A charged particle beam device is available as a technique of observing a circuit pattern formed on a sample such as a semiconductor wafer. The charged particle beam device irradiates a sample with a primary charged particle beam and detects secondary charged particles generated thereby. The detected secondary charged particles are converted into an image which is shown on a display unit. If the primary charged particle beam is an electron beam, the device is a scanning electron microscope (hereinafter abbreviated as SEM). First, electrons emitted from a heating type or field emission type electron source are accelerated. Then, an electron beam whose diameter is decreased by a lens is formed. By scanning a sample (for example, a wafer, reticle, etc) two-dimensionally with the electron beam and detecting the generated secondary electrons, a two-dimensional scanned electron image of a fine pattern on the sample is obtained.
At this time, depending on the landing energy of primary electrons onto the sample, the penetration of electrons into the sample will spread deep, resulting in deterioration of the resolution of the image obtained by detection of secondary electrons. Therefore, the landing energy must be decreased. Furthermore, among the materials used in the process, the number of materials susceptible to an electron beam is increasing. For this reason, it is indispensable to decrease the energy of incident electrons. In addition, since the efficiency of generation of secondary electrons varies depending on the landing energy of incident electrons onto the sample, charge-up of the sample occurs. Therefore, the landing energy must be selected appropriately to keep the efficiency of generation of secondary electrons constant. In order to resolve all the problems related to resolution, susceptibility to an electron beam, and charge-up, it is essential to decrease the energy.
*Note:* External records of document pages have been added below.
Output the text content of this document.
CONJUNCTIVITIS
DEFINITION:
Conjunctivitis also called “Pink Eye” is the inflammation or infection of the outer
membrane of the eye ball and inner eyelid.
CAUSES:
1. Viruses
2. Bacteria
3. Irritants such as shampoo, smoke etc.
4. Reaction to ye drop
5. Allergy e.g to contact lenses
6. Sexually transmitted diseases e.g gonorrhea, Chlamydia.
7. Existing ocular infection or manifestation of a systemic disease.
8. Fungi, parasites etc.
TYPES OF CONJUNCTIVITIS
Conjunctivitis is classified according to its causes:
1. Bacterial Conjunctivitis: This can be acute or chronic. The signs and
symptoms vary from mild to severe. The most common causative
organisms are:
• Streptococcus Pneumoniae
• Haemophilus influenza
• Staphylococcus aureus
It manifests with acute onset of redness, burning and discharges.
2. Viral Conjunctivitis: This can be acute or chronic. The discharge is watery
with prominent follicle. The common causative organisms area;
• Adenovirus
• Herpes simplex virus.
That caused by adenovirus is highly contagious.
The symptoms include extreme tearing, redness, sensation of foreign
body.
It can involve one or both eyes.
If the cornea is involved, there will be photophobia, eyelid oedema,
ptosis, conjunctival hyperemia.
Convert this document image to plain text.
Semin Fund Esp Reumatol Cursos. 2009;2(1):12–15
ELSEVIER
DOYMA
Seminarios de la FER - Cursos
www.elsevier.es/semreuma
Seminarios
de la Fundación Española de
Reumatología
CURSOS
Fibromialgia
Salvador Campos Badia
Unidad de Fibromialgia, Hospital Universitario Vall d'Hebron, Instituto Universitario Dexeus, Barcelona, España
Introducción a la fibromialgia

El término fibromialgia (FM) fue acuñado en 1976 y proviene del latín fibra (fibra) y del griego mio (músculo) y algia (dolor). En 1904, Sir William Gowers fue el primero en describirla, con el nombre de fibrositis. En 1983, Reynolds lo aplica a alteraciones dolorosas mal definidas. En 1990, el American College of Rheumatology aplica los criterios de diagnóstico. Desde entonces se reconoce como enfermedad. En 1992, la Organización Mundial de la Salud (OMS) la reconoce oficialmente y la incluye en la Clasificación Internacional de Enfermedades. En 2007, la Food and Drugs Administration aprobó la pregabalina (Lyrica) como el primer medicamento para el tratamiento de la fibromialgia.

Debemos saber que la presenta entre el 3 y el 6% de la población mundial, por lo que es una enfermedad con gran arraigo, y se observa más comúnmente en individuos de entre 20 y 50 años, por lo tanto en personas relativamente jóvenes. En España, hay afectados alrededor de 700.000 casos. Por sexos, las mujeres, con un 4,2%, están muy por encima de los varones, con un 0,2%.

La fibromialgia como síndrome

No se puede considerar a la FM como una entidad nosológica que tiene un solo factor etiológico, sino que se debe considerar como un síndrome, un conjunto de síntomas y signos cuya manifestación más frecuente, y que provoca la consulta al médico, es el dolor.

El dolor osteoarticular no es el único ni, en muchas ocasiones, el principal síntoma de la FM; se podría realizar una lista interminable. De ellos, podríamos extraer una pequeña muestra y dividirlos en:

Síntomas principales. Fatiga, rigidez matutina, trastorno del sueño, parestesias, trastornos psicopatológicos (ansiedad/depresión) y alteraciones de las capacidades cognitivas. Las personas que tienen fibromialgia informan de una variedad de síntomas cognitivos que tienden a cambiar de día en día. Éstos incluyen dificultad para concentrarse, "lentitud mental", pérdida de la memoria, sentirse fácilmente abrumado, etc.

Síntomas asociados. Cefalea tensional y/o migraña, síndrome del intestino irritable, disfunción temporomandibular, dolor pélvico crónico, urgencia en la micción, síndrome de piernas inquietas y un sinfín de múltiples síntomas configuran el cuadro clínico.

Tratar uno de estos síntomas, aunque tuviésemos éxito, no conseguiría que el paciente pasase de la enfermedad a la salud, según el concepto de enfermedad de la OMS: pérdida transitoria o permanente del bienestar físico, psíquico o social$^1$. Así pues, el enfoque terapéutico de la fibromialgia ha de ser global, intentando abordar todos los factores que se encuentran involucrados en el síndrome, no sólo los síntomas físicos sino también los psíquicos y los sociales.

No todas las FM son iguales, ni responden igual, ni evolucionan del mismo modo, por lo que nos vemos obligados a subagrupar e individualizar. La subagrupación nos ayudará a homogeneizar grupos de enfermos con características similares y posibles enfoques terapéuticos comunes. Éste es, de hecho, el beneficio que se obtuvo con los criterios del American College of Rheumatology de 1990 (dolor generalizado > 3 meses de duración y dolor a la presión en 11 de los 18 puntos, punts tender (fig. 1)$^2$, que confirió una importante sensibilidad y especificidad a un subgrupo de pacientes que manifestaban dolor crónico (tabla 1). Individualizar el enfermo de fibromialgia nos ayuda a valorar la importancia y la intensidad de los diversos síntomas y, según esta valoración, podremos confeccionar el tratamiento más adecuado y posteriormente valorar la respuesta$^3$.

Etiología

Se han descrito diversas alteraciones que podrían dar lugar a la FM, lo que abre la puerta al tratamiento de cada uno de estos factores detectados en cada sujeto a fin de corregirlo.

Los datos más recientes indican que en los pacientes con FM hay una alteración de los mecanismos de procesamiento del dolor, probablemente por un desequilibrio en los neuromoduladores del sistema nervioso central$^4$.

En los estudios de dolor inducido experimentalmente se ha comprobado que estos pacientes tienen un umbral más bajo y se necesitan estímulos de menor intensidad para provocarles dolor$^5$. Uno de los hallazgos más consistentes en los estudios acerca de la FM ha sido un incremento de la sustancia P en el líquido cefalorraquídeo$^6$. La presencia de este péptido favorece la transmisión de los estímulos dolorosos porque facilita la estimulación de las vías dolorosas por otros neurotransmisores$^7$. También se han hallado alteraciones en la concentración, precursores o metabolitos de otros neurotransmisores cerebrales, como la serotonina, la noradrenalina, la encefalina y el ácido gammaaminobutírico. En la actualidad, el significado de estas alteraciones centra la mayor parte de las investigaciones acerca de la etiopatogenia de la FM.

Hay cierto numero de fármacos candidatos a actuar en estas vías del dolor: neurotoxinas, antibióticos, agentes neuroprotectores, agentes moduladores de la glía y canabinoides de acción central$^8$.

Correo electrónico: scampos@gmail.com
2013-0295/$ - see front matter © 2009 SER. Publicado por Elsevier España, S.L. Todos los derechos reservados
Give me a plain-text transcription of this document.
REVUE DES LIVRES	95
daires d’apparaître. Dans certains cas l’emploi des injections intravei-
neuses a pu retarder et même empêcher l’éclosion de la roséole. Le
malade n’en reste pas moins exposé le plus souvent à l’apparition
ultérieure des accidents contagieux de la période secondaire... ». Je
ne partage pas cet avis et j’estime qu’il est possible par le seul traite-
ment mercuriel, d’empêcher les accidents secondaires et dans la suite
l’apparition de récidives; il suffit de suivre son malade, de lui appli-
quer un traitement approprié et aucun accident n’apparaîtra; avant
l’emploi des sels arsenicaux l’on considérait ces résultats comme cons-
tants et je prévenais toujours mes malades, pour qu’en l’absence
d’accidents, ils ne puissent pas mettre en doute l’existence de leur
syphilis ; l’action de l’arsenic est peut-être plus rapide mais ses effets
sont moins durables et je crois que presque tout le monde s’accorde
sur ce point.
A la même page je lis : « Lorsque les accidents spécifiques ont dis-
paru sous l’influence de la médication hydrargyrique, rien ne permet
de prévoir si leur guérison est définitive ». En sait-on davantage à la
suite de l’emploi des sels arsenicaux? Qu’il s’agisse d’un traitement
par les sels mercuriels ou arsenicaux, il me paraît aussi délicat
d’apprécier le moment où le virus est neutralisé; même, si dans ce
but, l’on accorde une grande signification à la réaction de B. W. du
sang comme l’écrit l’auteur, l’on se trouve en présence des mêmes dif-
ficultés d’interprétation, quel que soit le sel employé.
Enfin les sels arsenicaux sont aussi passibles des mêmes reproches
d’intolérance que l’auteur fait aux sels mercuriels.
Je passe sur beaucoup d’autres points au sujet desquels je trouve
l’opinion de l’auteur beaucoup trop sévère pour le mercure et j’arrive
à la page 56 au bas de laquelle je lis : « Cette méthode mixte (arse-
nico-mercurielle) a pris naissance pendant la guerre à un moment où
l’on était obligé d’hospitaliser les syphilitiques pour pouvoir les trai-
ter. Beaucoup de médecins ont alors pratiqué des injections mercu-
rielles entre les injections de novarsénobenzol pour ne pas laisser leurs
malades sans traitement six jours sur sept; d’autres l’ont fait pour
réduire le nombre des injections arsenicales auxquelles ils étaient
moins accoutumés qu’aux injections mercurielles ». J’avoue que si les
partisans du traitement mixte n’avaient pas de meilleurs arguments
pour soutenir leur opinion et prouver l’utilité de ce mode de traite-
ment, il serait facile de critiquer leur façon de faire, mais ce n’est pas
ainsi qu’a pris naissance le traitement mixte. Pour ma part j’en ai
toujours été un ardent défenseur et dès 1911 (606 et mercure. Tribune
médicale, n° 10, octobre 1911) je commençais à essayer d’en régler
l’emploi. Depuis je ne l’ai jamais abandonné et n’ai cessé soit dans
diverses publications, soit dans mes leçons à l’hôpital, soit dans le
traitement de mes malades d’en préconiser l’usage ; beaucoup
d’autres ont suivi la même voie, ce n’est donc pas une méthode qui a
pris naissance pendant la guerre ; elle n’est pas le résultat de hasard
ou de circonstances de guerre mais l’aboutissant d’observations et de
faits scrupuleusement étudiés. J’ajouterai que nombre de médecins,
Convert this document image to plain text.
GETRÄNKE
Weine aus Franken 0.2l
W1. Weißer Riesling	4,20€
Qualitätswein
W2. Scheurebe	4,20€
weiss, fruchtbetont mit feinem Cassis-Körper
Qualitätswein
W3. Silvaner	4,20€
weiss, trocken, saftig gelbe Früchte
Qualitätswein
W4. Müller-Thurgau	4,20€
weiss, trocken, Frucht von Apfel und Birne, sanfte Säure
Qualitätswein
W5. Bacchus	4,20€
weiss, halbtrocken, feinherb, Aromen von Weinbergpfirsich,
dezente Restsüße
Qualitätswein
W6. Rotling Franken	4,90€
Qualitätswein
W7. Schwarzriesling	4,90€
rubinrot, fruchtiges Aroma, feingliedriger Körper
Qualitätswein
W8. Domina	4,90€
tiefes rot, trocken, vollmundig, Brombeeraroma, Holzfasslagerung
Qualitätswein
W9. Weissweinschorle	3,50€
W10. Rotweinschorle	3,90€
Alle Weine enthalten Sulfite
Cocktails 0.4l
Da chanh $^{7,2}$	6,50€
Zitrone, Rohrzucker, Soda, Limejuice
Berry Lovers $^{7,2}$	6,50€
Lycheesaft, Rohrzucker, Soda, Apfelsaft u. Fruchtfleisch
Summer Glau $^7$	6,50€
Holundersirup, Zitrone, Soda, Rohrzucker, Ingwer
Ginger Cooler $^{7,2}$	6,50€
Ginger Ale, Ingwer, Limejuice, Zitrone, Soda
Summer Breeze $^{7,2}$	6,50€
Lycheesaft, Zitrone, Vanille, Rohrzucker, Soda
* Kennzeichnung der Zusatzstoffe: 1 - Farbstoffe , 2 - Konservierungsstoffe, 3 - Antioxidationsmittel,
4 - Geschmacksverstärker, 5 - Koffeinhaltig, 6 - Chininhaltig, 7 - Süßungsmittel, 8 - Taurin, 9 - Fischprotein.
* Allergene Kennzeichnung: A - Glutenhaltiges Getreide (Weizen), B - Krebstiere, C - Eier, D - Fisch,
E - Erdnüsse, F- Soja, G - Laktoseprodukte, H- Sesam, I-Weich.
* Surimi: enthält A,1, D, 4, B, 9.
The use of a length measuring SEM (Critical-Dimension Scanning Electron Microscope, hereinafter abbreviated as CD-SEM) is the mainstream of dimensional measurement of semiconductor device patterns. With the recent tendency toward the miniaturization of circuit patterns, high resolution is demanded. A mechanism in which after generation of electrons from the electron source, the electrons are accelerated and before the electrons enter the sample, a decelerating electric field is applied (application of a retarding voltage) is provided. This makes it possible to achieve both high resolution of an obtained image and low acceleration of landing energy.
However, recently among samples to be measured, electrostatically charged samples or samples which become electrostatically charged by beam irradiation have been emerging and due to the electrostatic charge of the sample or its distribution, a focusing error or astigmatism occurs in the CD-SEM. This kind of electrostatic charge may distort the trajectory of the primary charged particle beam to irradiate the sample or if the primary charged particle beam is converged by an electromagnetic lens, it may displace the focal point on the sample surface. This requires time to adjust the electromagnetic lens and the like for focus position and astigmatic readjustments. Furthermore, if the abovementioned electrostatic charge has an in-plane distribution on the sample, focus position and astigmatic readjustments are required each time the point of irradiation with the primary charged particle beam moves to each measuring point on the sample. As a consequence, throughput is remarkably decreased in the measurement and inspection of fine patterns with the charged particle beam of a CD-SEM or the like.
As a solution to this problem, Patent Document 1 discloses a technique which measures, by image processing, the astigmatic difference (range finding between astigmatic focal lengths) based on the distance between two points at which the contrast of differential images in perpendicular directions at different focus positions is the maximum. Patent Document 2 discloses a technique which finds a point at which the amount of movement for defocusing is the minimum, by making an astigmatism correction in a perpendicular direction with respect to the axial beam.